Biographical information about Jung portrays him as a complex person who had a troubled childhood and tense relations with his father. He originally intended to study archeology but a dream motivated him instead to study medicine. No wonder he suggested that recurring dreams were of special relevance to understanding personality and its growth. If Freud was pessimistic about human prospects, Jung was optimistic. Unlike Freud who professed atheism, Jung gave strong importance to religion, spirituality, mysticism and occult in his understanding of human beings. He argued that the techniques used to study humans had to reflect human complexity and uniqueness but the scientific method was only of limited value in understanding that complexity and uniqueness. However, he accepted both, causality by which he meant that personality is determined by past experience, and teleology, which suggests that what we do, is determined by our anticipation of the future. In addition he believed in synchronicity, or meaningful coincidence, as a major influence in a person’s life.

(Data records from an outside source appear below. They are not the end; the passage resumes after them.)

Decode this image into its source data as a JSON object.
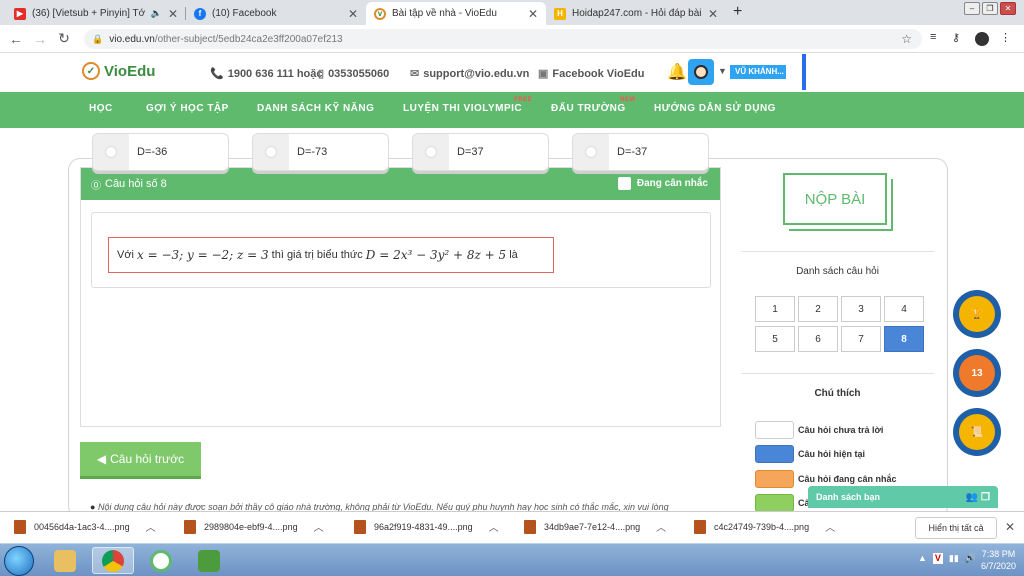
{
  "browser": {
    "tabs": [
      {
        "title": "(36) [Vietsub + Pinyin] Tớ và",
        "favicon_color": "#e52d27",
        "active": false
      },
      {
        "title": "(10) Facebook",
        "favicon_color": "#1877f2",
        "active": false
      },
      {
        "title": "Bài tập về nhà - VioEdu",
        "favicon_color": "#e08a2c",
        "active": true
      },
      {
        "title": "Hoidap247.com - Hỏi đáp bài tập",
        "favicon_color": "#f5b400",
        "active": false
      }
    ],
    "new_tab": "+",
    "url_host": "vio.edu.vn",
    "url_path": "/other-subject/5edb24ca2e3ff200a07ef213"
  },
  "site": {
    "logo_text": "VioEdu",
    "phone": "1900 636 111 hoặc",
    "mobile": "0353055060",
    "email": "support@vio.edu.vn",
    "facebook": "Facebook VioEdu",
    "user_name": "VŨ KHÁNH..."
  },
  "nav": {
    "items": [
      {
        "label": "HỌC",
        "tag": ""
      },
      {
        "label": "GỢI Ý HỌC TẬP",
        "tag": ""
      },
      {
        "label": "DANH SÁCH KỸ NĂNG",
        "tag": ""
      },
      {
        "label": "LUYỆN THI VIOLYMPIC",
        "tag": "FREE"
      },
      {
        "label": "ĐẤU TRƯỜNG",
        "tag": "NEW"
      },
      {
        "label": "HƯỚNG DẪN SỬ DỤNG",
        "tag": ""
      }
    ]
  },
  "question": {
    "header": "Câu hỏi số 8",
    "considering_label": "Đang cân nhắc",
    "prefix": "Với",
    "condition": "x = −3; y = −2; z = 3",
    "middle": "thì giá trị biểu thức",
    "expression": "D = 2x³ − 3y² + 8z + 5",
    "suffix": "là",
    "answers": [
      "D=-36",
      "D=-73",
      "D=37",
      "D=-37"
    ],
    "prev_button": "Câu hỏi trước",
    "note": "Nội dung câu hỏi này được soạn bởi thầy cô giáo nhà trường, không phải từ VioEdu. Nếu quý phụ huynh hay học sinh có thắc mắc, xin vui lòng"
  },
  "sidebar": {
    "submit": "NỘP BÀI",
    "list_title": "Danh sách câu hỏi",
    "questions": [
      "1",
      "2",
      "3",
      "4",
      "5",
      "6",
      "7",
      "8"
    ],
    "current": "8",
    "legend_title": "Chú thích",
    "legend": [
      {
        "label": "Câu hỏi chưa trả lời",
        "color": "#ffffff"
      },
      {
        "label": "Câu hỏi hiện tại",
        "color": "#4a86d8"
      },
      {
        "label": "Câu hỏi đang cân nhắc",
        "color": "#f5a65b"
      },
      {
        "label": "Câ",
        "color": "#8fcf5f"
      }
    ],
    "friends": "Danh sách bạn",
    "badge_level": "13"
  },
  "downloads": {
    "files": [
      "00456d4a-1ac3-4....png",
      "2989804e-ebf9-4....png",
      "96a2f919-4831-49....png",
      "34db9ae7-7e12-4....png",
      "c4c24749-739b-4....png"
    ],
    "show_all": "Hiển thị tất cả"
  },
  "taskbar": {
    "time": "7:38 PM",
    "date": "6/7/2020"
  },
  "colors": {
    "brand_green": "#5fba6e",
    "current_blue": "#4a86d8"
  }
}
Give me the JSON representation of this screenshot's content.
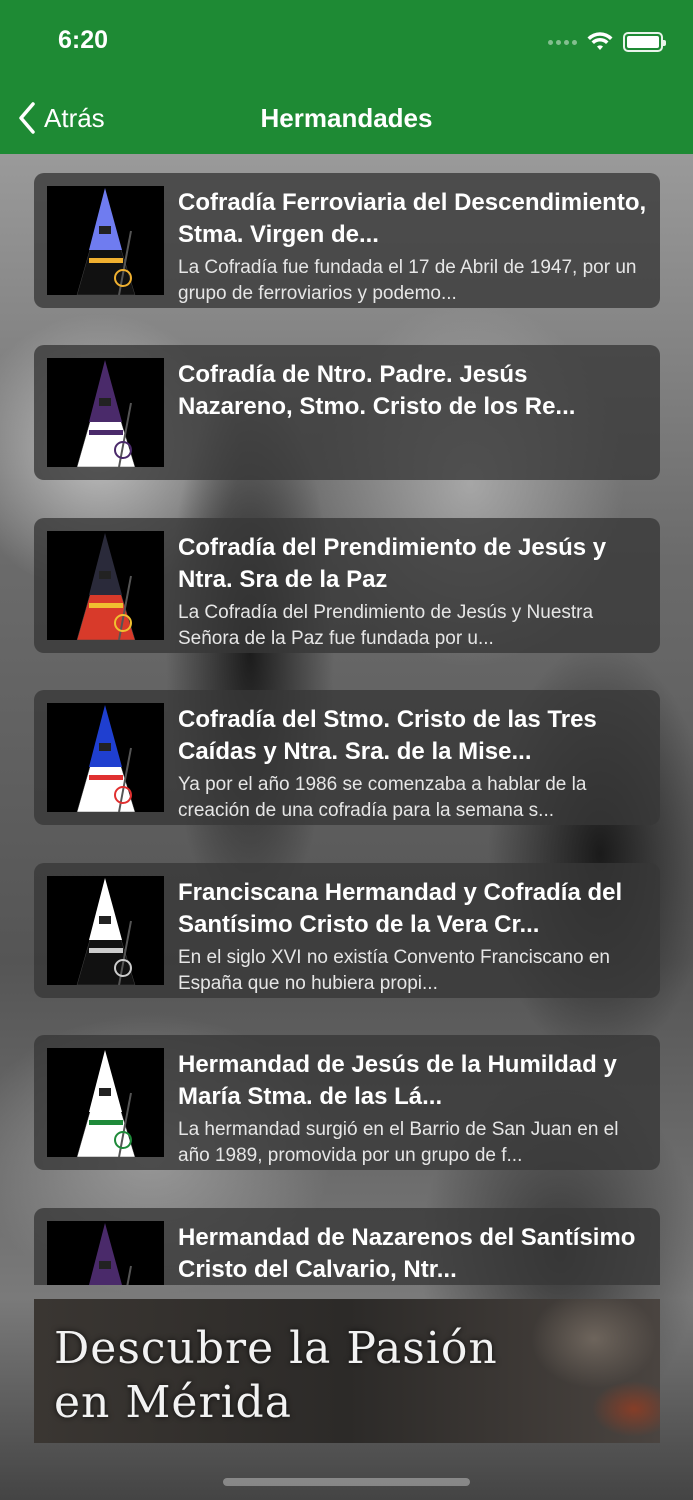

But Freud’s influence on Carl Jung is undeniable in the early stages of their relationship. In Jungian psychology, the human psyche contains an ego (similar to Freud’s concept of ego), a personal unconscious consisting mainly of repressed experiences from one’s life, and the collective unconscious, which is a phylogenetic or racial memory. The collective unconscious is made up of archetypes that are inherited predispositions to respond emotionally to certain categories of experience and aspects of the world. Archetypes result from common human experiences through eons of our evolutionary past.

The more highly developed archetypes include the persona--the tendency to select only a part of ourselves to offer to the public. Another archetype is the anima—the female component of the male psyche, and correspondingly, the animus—the male component of the female psyche. The shadow is another major archetype which is that part of our psyche that we share with non-human animals and is characterized by our darkest propensities. Because of the shadow, humans have a strong tendency to be immoral, irrational and aggressive. And most important of all the archetypes is the self which attempts to harmonize all other components. Self represents the human striving for unity and wholeness. All the archetypes taken together make up the collective unconscious. According to Jung, not unlike Abraham Maslow, the primary goal in life is to approach self-realization, a state characterized by a fully integrated and harmonious psyche which results when an individual has come to grips with his unconscious mind. Self-realization must be consciously and seriously sought. It does not occur automatically. In this regard, spirituality was to Jung a major vehicle in the journey towards self-realization.

Discussion Questions: How do you evaluate Freud’s and Jung’s theories in the light of your personal understanding of your own self?

Describe how synchronicity might have played a role in your life?